Les jeux d’argents en ligne et même dans les casinos en salle se sont aujourd’hui propagés à l’échelle mondiale. Des sommes colossales sont mises en jeu , sur gorillacasino par exemple,avec des parieurs de plus en plus rusés, d’où l’implication de certains États pour réguler et contrôler. Par ailleurs, il faut signaler que Pokerstars est la plus grande salle de jeu en ligne et qu’avec l’achat d’Oldford Group et de tous ses actifs, dont Pokerstars  par Amaya Gaming Group Inc , un enjeu de taille se dessine à l’horizon. Des questions multiples et complexes ont à cet effet émergé, car l’inquiétude est manifeste.

Les conséquences inévitables

Le jeudi 12 juin 2014 est marqué par un début de réflexions douteuses sur les impacts de la transaction en cours pour l’achat de Pokerstars pour un montant estimé à 4.9 milliards de dollars. Qu’il s’agisse des joueurs ou de l’industrie des jeux d’argent ou jeux de hasard, il est certain que des dégâts se feront sentir à tous les niveaux sur les deux parties. L’accord passé entre les différentes parties stipule clairement que la famille Scheinberg  doit se retirer. La première conséquence de cet achat est le retour de Pokerstars au pays de l’oncle Sam. C’est dire alors que la première conséquence de cet achat tend vers le retour inévitable de Pokerstars aux USA. D’autres conséquences d’ordre juridique ou constitutionnel attendent sans doute Pokerstars. En rappel, récemment, un professeur de droit à Harvard, Laurence H. Tribe, a soutenu PokerStars en émettant des doutes sur la constitutionnalité de la clause « bad actor ». La question est donc posée : faut-il privilégier la protection des consommateurs ou l’éventuel appât du gain ? Il est clair que Pokerstars a presque un pied sur la terre de l’oncle Sam, cependant il demeure que son champ d’action est très limité. L’enjeu est de taille, car rien n’est encore certain, on ne sait pas encore si la Californie adoptera ou pas, dans son texte définitif la clause « bad actor ». Si tel est le cas, Pokerstars sera chassé dans un État stratégique et commercial en ce qui concerne les jeux en ligne, les jeux d’argent. En conséquence, Pokerstars est confronté à de vrais problèmes constitutionnels et législatifs.

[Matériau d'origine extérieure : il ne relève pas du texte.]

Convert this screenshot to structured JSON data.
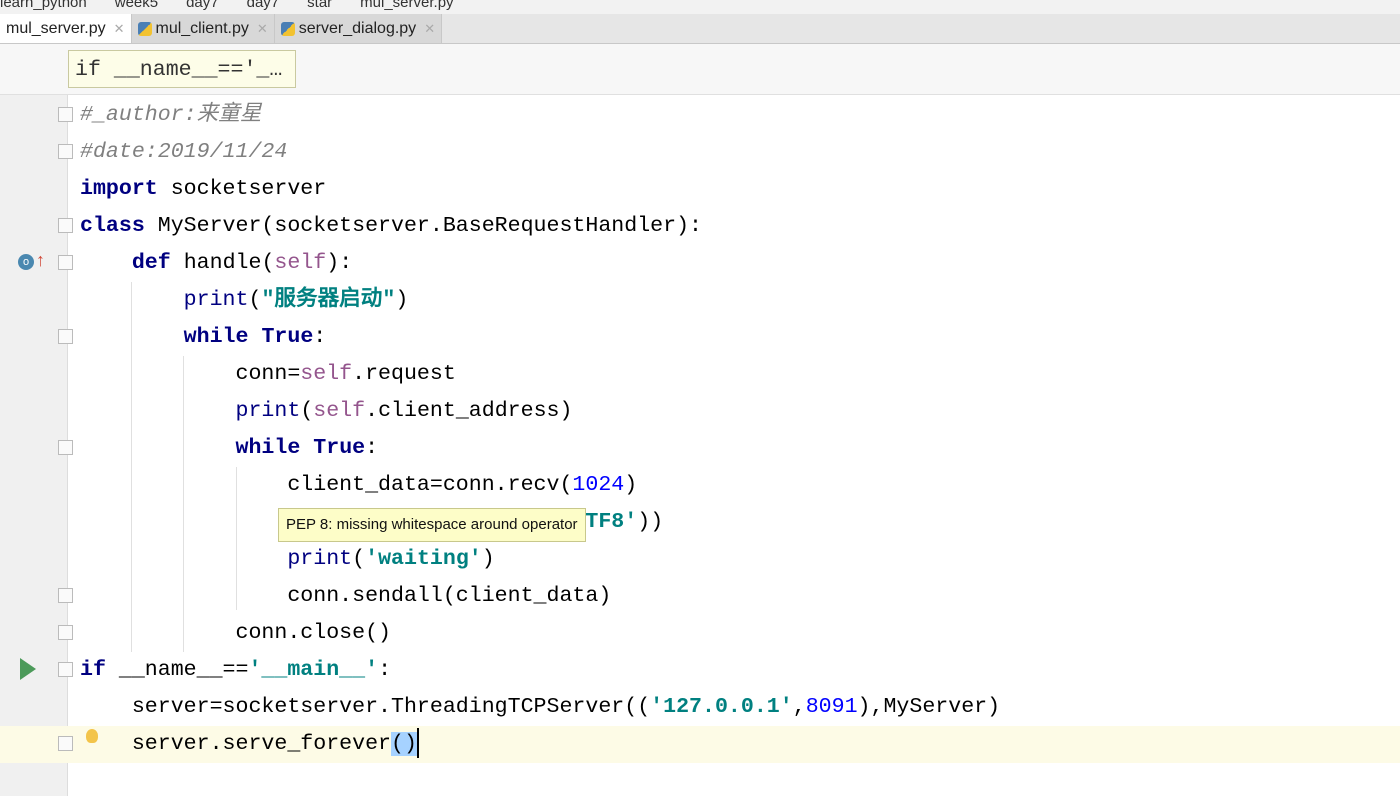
{
  "breadcrumbs": [
    "learn_python",
    "week5",
    "day7",
    "day7",
    "star",
    "mul_server.py"
  ],
  "tabs": [
    {
      "label": "mul_server.py",
      "active": true
    },
    {
      "label": "mul_client.py"
    },
    {
      "label": "server_dialog.py"
    }
  ],
  "sticky_header": "if __name__=='_…",
  "tooltip": "PEP 8: missing whitespace around operator",
  "code_lines": [
    [
      [
        "#_author:来童星",
        "cm"
      ]
    ],
    [
      [
        "#date:2019/11/24",
        "cm"
      ]
    ],
    [
      [
        "import",
        "kw"
      ],
      [
        " socketserver",
        ""
      ]
    ],
    [
      [
        "class",
        "kw"
      ],
      [
        " MyServer(socketserver.BaseRequestHandler):",
        ""
      ]
    ],
    [
      [
        "    ",
        ""
      ],
      [
        "def",
        "kw"
      ],
      [
        " handle(",
        ""
      ],
      [
        "self",
        "sf"
      ],
      [
        "):",
        ""
      ]
    ],
    [
      [
        "        ",
        ""
      ],
      [
        "print",
        "bi"
      ],
      [
        "(",
        ""
      ],
      [
        "\"服务器启动\"",
        "st"
      ],
      [
        ")",
        ""
      ]
    ],
    [
      [
        "        ",
        ""
      ],
      [
        "while",
        "kw"
      ],
      [
        " ",
        ""
      ],
      [
        "True",
        "kw"
      ],
      [
        ":",
        ""
      ]
    ],
    [
      [
        "            conn=",
        ""
      ],
      [
        "self",
        "sf"
      ],
      [
        ".request",
        ""
      ]
    ],
    [
      [
        "            ",
        ""
      ],
      [
        "print",
        "bi"
      ],
      [
        "(",
        ""
      ],
      [
        "self",
        "sf"
      ],
      [
        ".client_address)",
        ""
      ]
    ],
    [
      [
        "            ",
        ""
      ],
      [
        "while",
        "kw"
      ],
      [
        " ",
        ""
      ],
      [
        "True",
        "kw"
      ],
      [
        ":",
        ""
      ]
    ],
    [
      [
        "                client_data=conn.recv(",
        ""
      ],
      [
        "1024",
        "num"
      ],
      [
        ")",
        ""
      ]
    ],
    [
      [
        "                                       ",
        ""
      ],
      [
        "TF8'",
        "st"
      ],
      [
        "))",
        ""
      ]
    ],
    [
      [
        "                ",
        ""
      ],
      [
        "print",
        "bi"
      ],
      [
        "(",
        ""
      ],
      [
        "'waiting'",
        "st"
      ],
      [
        ")",
        ""
      ]
    ],
    [
      [
        "                conn.sendall(client_data)",
        ""
      ]
    ],
    [
      [
        "            conn.close()",
        ""
      ]
    ],
    [
      [
        "if",
        "kw"
      ],
      [
        " __name__==",
        ""
      ],
      [
        "'__main__'",
        "st"
      ],
      [
        ":",
        ""
      ]
    ],
    [
      [
        "    server=socketserver.ThreadingTCPServer((",
        ""
      ],
      [
        "'127.0.0.1'",
        "st"
      ],
      [
        ",",
        ""
      ],
      [
        "8091",
        "num"
      ],
      [
        "),MyServer)",
        ""
      ]
    ],
    [
      [
        "    server.serve_forever",
        ""
      ],
      [
        "()",
        "sel"
      ]
    ]
  ],
  "icons": {
    "run": "run-icon",
    "override": "override-method-icon",
    "intention": "lightbulb-icon"
  }
}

L’absence de Pokerstars  sur une partie du marché

L’incertitude sur l’accès aux services de jeux en ligne ou aux tables fournis par Pokerstars dans certains états américains se précise. Par contre, il faudra encore attendre pour donner suite à ce suspense et jouer au casino. Des propos de Steve Day, le Directeur des opérations de PokerStars, a récemment conclu l’une de ses déclarations sur le forum 2+2 que pour ceux d’entre eux qui se trouvent au New Jersey, il espère les voir bientôt aux tables. Il faudra très probablement attendre encore un bon moment avant qu’il ne s’adresse directement aux joueurs des autres États. Certes Pokerstars retourne sur le sol américain, mais son périmètre risque d’être restreint, voire compromis. Sachant que Las Vegas est la ville mère des jeux d’argents et que les meilleurs casinos s’y trouvent, Pokerstars doit relever le défi en se positionnant pour copter une clientèle et proposer des services appropriés. Le cas échéant, il encourt d’énormes risques pour sa renommée.